Nasce a mídia de rede. Publicações relativamente pequenas, que congregam pessoas com interesses comuns. A mídia de rede possibilita que os leitores de um determinado serviço conversem entre si, em fóruns e bate-papos. Um site é como um jornal, na medida em que pode ser lido, e é como uma TV ou rádio, na medida em que pode ser atualizado várias vezes por dia e apresentar material audiovisual. Mas é também como um "lugar" (significado da palavra site), já que pode colocar seus freqüentadores em contato uns com os outros.

A Internet se presta melhor que outros meios ao conteúdo vertical, ao aprofun-damento da informação. O jornal sempre esbarra na limitação de espaço. A TV e o rádio, na limitação de tempo. No com-putador, você pode pôr uma quantidade grande de material de apoio, sem prejudicar a visibilidade da notícia mais quente.

Um jornal ou emissora de TV, por exemplo, podem reunir na Internet material de arquivo sobre uma determinada cobertura e criar um fórum. Experiências como estas têm sido feitas com grande sucesso, no Universo Online (empresa do Grupo Folha e do Grupo Abril, onde trabalho) e outros sites.

Essa é uma visão otimista da evolução do jornalismo na Internet. Mas ela é perfeitamente possível e já há alguns indícios de que as coisas caminham nessa direção. Aquilo que eu chamo de mídia de rede pode ser o antídoto para a grande praga da mídia de massa: o mínimo denominador comum. Hoje um número demasiado grande de veículos compete pelo tempo e pela atenção das pessoas. O tempo é um recurso finito. Um dia dura 24 horas ­ isso não vai mudar tão cedo. A duração média da vida das pessoas também não é elástica. Temos algo entre 60-80 anos de vida, na melhor das hipóteses. Não vamos conseguir prestar atenção em tudo nem comprar tudo.

O resultado é o nivelamento por baixo da mídia, principalmente TV e tablóides. Se eu estou num mercado altamente competitivo e preciso chamar a atenção do maior número possível de pessoas ao mesmo tempo, preciso apelar para o mínimo denominador comum. Daí o habitual coquetel de sexo, tragédia e versões simplificadas e novelizadas da realidade.
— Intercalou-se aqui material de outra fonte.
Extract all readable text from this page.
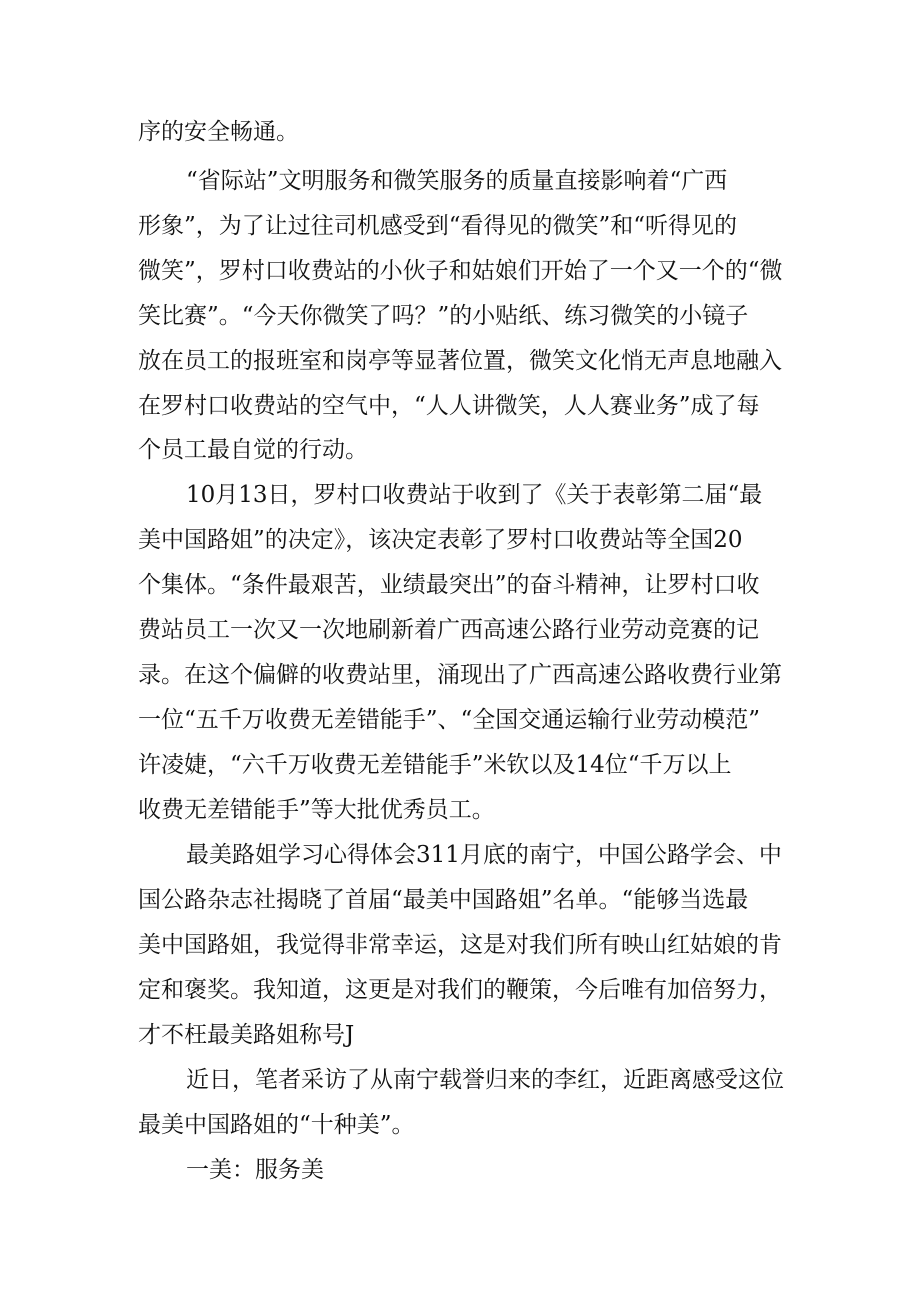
序的安全畅通。
“省际站”文明服务和微笑服务的质量直接影响着“广西
形象”，为了让过往司机感受到“看得见的微笑”和“听得见的
微笑”，罗村口收费站的小伙子和姑娘们开始了一个又一个的“微
笑比赛”。“今天你微笑了吗？”的小贴纸、练习微笑的小镜子
放在员工的报班室和岗亭等显著位置，微笑文化悄无声息地融入
在罗村口收费站的空气中，“人人讲微笑，人人赛业务”成了每
个员工最自觉的行动。
10月13日，罗村口收费站于收到了《关于表彰第二届“最
美中国路姐”的决定》，该决定表彰了罗村口收费站等全国20
个集体。“条件最艰苦，业绩最突出”的奋斗精神，让罗村口收
费站员工一次又一次地刷新着广西高速公路行业劳动竞赛的记
录。在这个偏僻的收费站里，涌现出了广西高速公路收费行业第
一位“五千万收费无差错能手”、“全国交通运输行业劳动模范”
许凌婕，“六千万收费无差错能手”米钦以及14位“千万以上
收费无差错能手”等大批优秀员工。
最美路姐学习心得体会311月底的南宁，中国公路学会、中
国公路杂志社揭晓了首届“最美中国路姐”名单。“能够当选最
美中国路姐，我觉得非常幸运，这是对我们所有映山红姑娘的肯
定和褒奖。我知道，这更是对我们的鞭策，今后唯有加倍努力，
才不枉最美路姐称号J
近日，笔者采访了从南宁载誉归来的李红，近距离感受这位
最美中国路姐的“十种美”。
一美：服务美
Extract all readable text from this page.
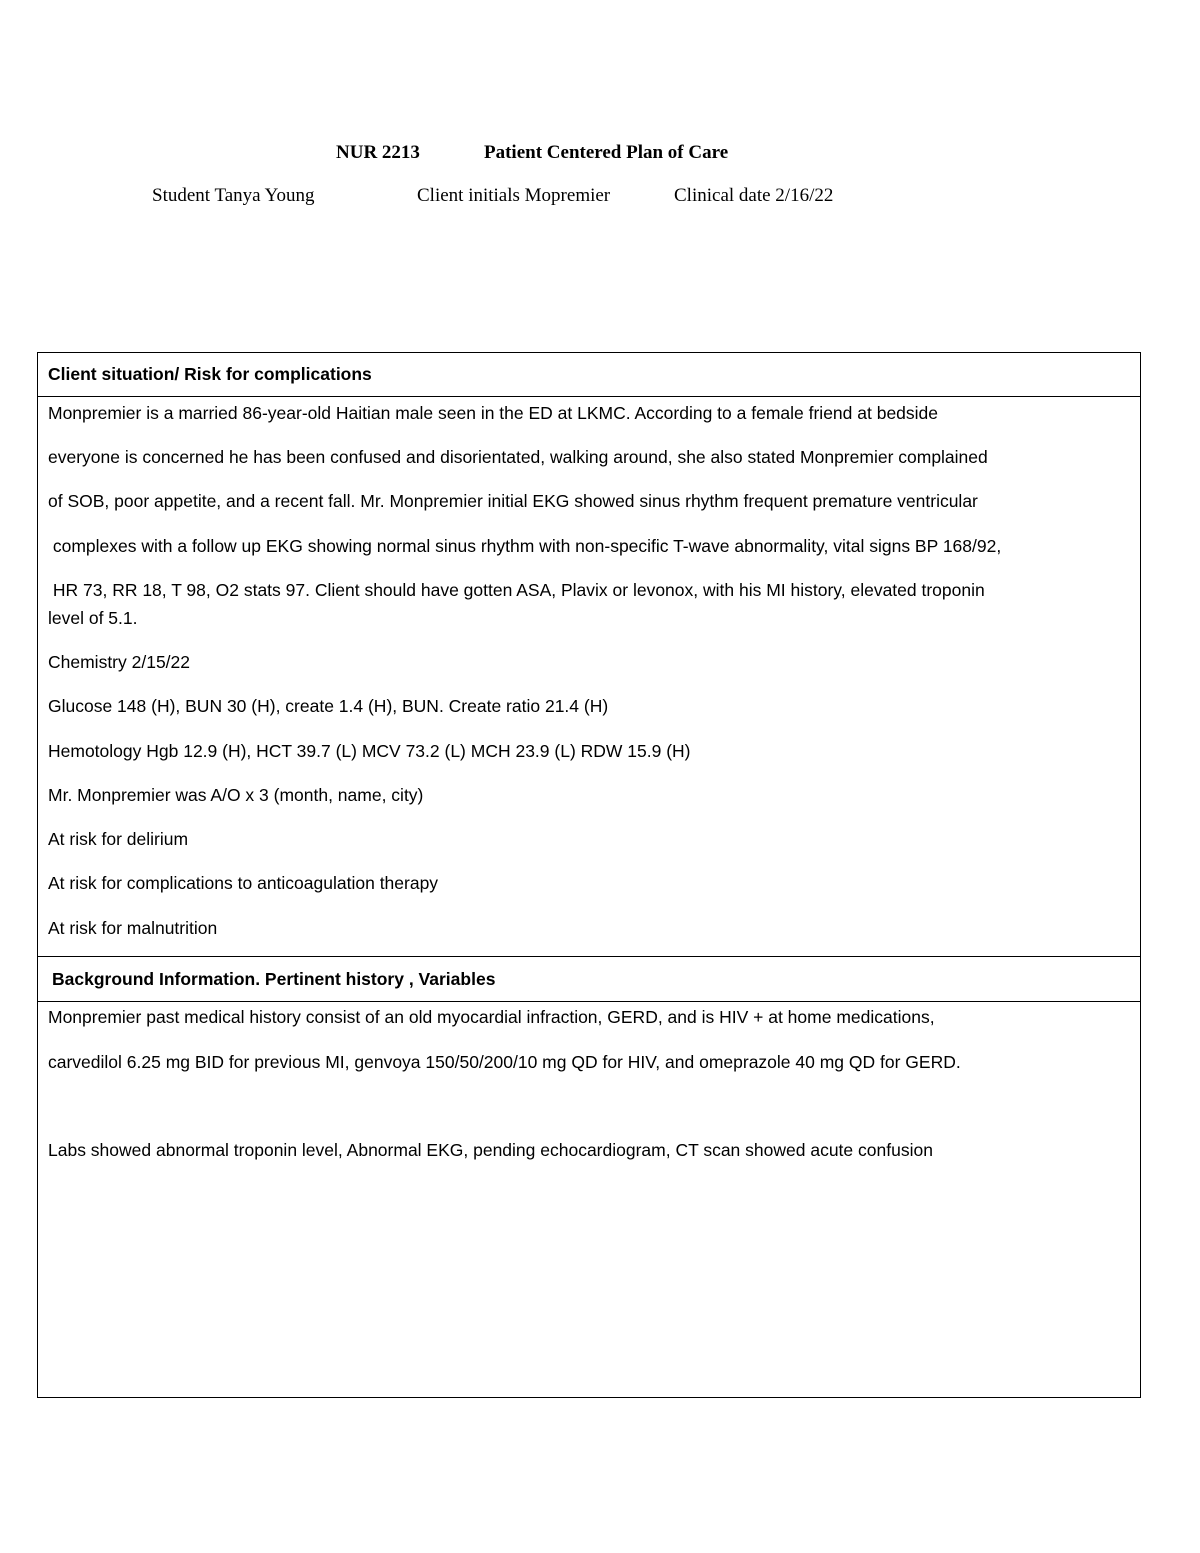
NUR 2213	Patient Centered Plan of Care
Student Tanya Young	Client initials Mopremier	Clinical date 2/16/22
Client situation/ Risk for complications
Monpremier is a married 86-year-old Haitian male seen in the ED at LKMC. According to a female friend at bedside
everyone is concerned he has been confused and disorientated, walking around, she also stated Monpremier complained
of SOB, poor appetite, and a recent fall. Mr. Monpremier initial EKG showed sinus rhythm frequent premature ventricular
complexes with a follow up EKG showing normal sinus rhythm with non-specific T-wave abnormality, vital signs BP 168/92,
HR 73, RR 18, T 98, O2 stats 97. Client should have gotten ASA, Plavix or levonox, with his MI history, elevated troponin
level of 5.1.
Chemistry 2/15/22
Glucose 148 (H), BUN 30 (H), create 1.4 (H), BUN. Create ratio 21.4 (H)
Hemotology Hgb 12.9 (H), HCT 39.7 (L) MCV 73.2 (L) MCH 23.9 (L) RDW 15.9 (H)
Mr. Monpremier was A/O x 3 (month, name, city)
At risk for delirium
At risk for complications to anticoagulation therapy
At risk for malnutrition
Background Information. Pertinent history , Variables
Monpremier past medical history consist of an old myocardial infraction, GERD, and is HIV + at home medications,
carvedilol 6.25 mg BID for previous MI, genvoya 150/50/200/10 mg QD for HIV, and omeprazole 40 mg QD for GERD.
Labs showed abnormal troponin level, Abnormal EKG, pending echocardiogram, CT scan showed acute confusion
Mas a mídia de rede possibilita uma rota de escape para esta mesmice. Se você sabe que existem 50 mil pessoas, ou mesmo cinco mil pessoas, interessadas em literatura latina ou paisagismo, pode direcionar sua publicação para elas. Na mídia de rede, o nicho é tudo.

Na rede o custo de distribuição, além de ser muito baixo, não é proporcional. Atingir um leitor na Islândia custa o mesmo que atingir um leitor no Brasil. O importante é descobrir se existem leitores para o que você tem a oferecer. Seu único limite é a língua.

MARIA ERCILIA é jornalista da Folha de S. Paulo.